Petite planète dense observée en orbite autour de l'étoile naine blanche

Les scientifiques ont découvert une petite planète dense en orbite autour d'une étoile naine blanche. Cette découverte - une première pour les astronomes - met en lumière la période crépusculaire de systèmes stellaires comme le nôtre.

Un fragment planétaire orbite autour de l'étoile SDSS J122859.93 + 104032.9, laissant une queue de gaz dans son sillage (Université de Warwick / Mark Garlick)

Lorsque des étoiles de taille similaire à notre Soleil manquent de combustible pour la fusion nucléaire, elles deviennent des naines blanches - un petit noyau d'étoiles chaudes entouré d'une nébuleuse planétaire formée à partir de ses couches extérieures de hangar.

Les scientifiques pensent depuis longtemps que les naines blanches pourraient éventuellement héberger des planètes survivantes en orbite autour d'elles. Ces planètes existeraient au milieu d'un linceul de débris entourant la naine blanche qui reste des planètes détruites lorsque l'objet a perdu ses couches externes.

Jusqu'à présent, les scientifiques ont été incapables de trouver des preuves de telles planètes intactes. Même l'équipe qui a fait cette observation révolutionnaire ne s'attendait pas à un tel résultat.

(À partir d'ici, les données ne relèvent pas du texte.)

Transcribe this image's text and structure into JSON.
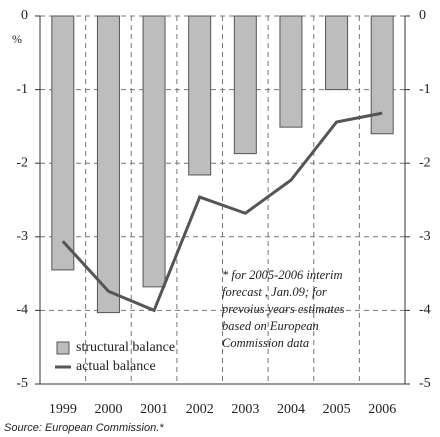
{
  "chart_data": {
    "type": "bar_line",
    "categories": [
      "1999",
      "2000",
      "2001",
      "2002",
      "2003",
      "2004",
      "2005",
      "2006"
    ],
    "series": [
      {
        "name": "structural balance",
        "type": "bar",
        "color": "#bdbdbd",
        "values": [
          -3.45,
          -4.03,
          -3.68,
          -2.16,
          -1.87,
          -1.51,
          -1.0,
          -1.6
        ]
      },
      {
        "name": "actual balance",
        "type": "line",
        "color": "#555555",
        "values": [
          -3.06,
          -3.74,
          -4.0,
          -2.46,
          -2.68,
          -2.23,
          -1.44,
          -1.32
        ]
      }
    ],
    "ylim": [
      -5,
      0
    ],
    "yticks": [
      0,
      -1,
      -2,
      -3,
      -4,
      -5
    ],
    "y2lim": [
      -5,
      0
    ],
    "y2ticks": [
      0,
      -1,
      -2,
      -3,
      -4,
      -5
    ],
    "y_unit": "%",
    "annotation": [
      "* for 2005-2006 interim",
      "forecast , Jan.09; for",
      "prevoius years estimates",
      "based on European",
      "Commission data"
    ],
    "source": "Source: European Commission.*",
    "grid": true
  }
}
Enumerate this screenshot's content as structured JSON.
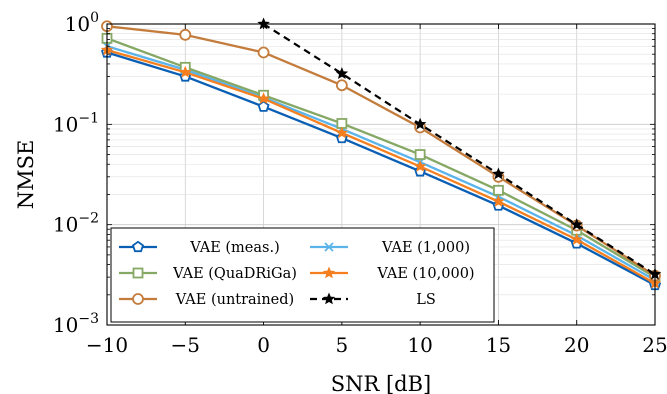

Comme le dit Christopher Manser, qui dirigeait l'équipe qui a fait cette récente découverte: «Lorsque nous avons initialement collecté nos observations, nous ne nous attendions pas à découvrir un planétésimal, donc c'était un excellent résultat!»

Manser, professeur au Département de physique de l'Université de Warwick, et son équipe ont utilisé la spectroscopie pour étudier le gaz dans un disque de débris entourant la naine blanche SDSS J122859.93 + 104032.9. Cette analyse a révélé une variation périodique des lignes d'émission de gaz qui, selon eux, doit être causée par une orbite planétésimale dans le disque. C'est la première fois qu'un planétésimal intact - un petit corps planétaire - est trouvé en orbite autour d'une naine blanche.

Il poursuit: «Au départ, nous cherchions des collisions aléatoires entre la poussière dans le disque, ce qui créerait du gaz que nous verrions alors comme de petites éruptions dans l'émission du disque.

"Ce que nous avons réellement détecté était un signal périodique stable dont nous sommes maintenant sûrs qu'il révèle la présence d'un planétésimal dans le disque."

Manser et son équipe ont calculé que la planétésimale - qui orbite près de la naine blanche toutes les deux heures - doit être inhabituellement dense et ne pas dépasser 600 kilomètres de diamètre, afin d'éviter d'être déchirée par les forces gravitationnelles de l'étoile.

Manser explique: «Il s'agit d'un résultat significatif, car nous supposions précédemment que tout matériau qui passait aussi près de la naine blanche serait déchiré et formerait un disque (comme celui sur lequel cette planétésimale est en orbite).»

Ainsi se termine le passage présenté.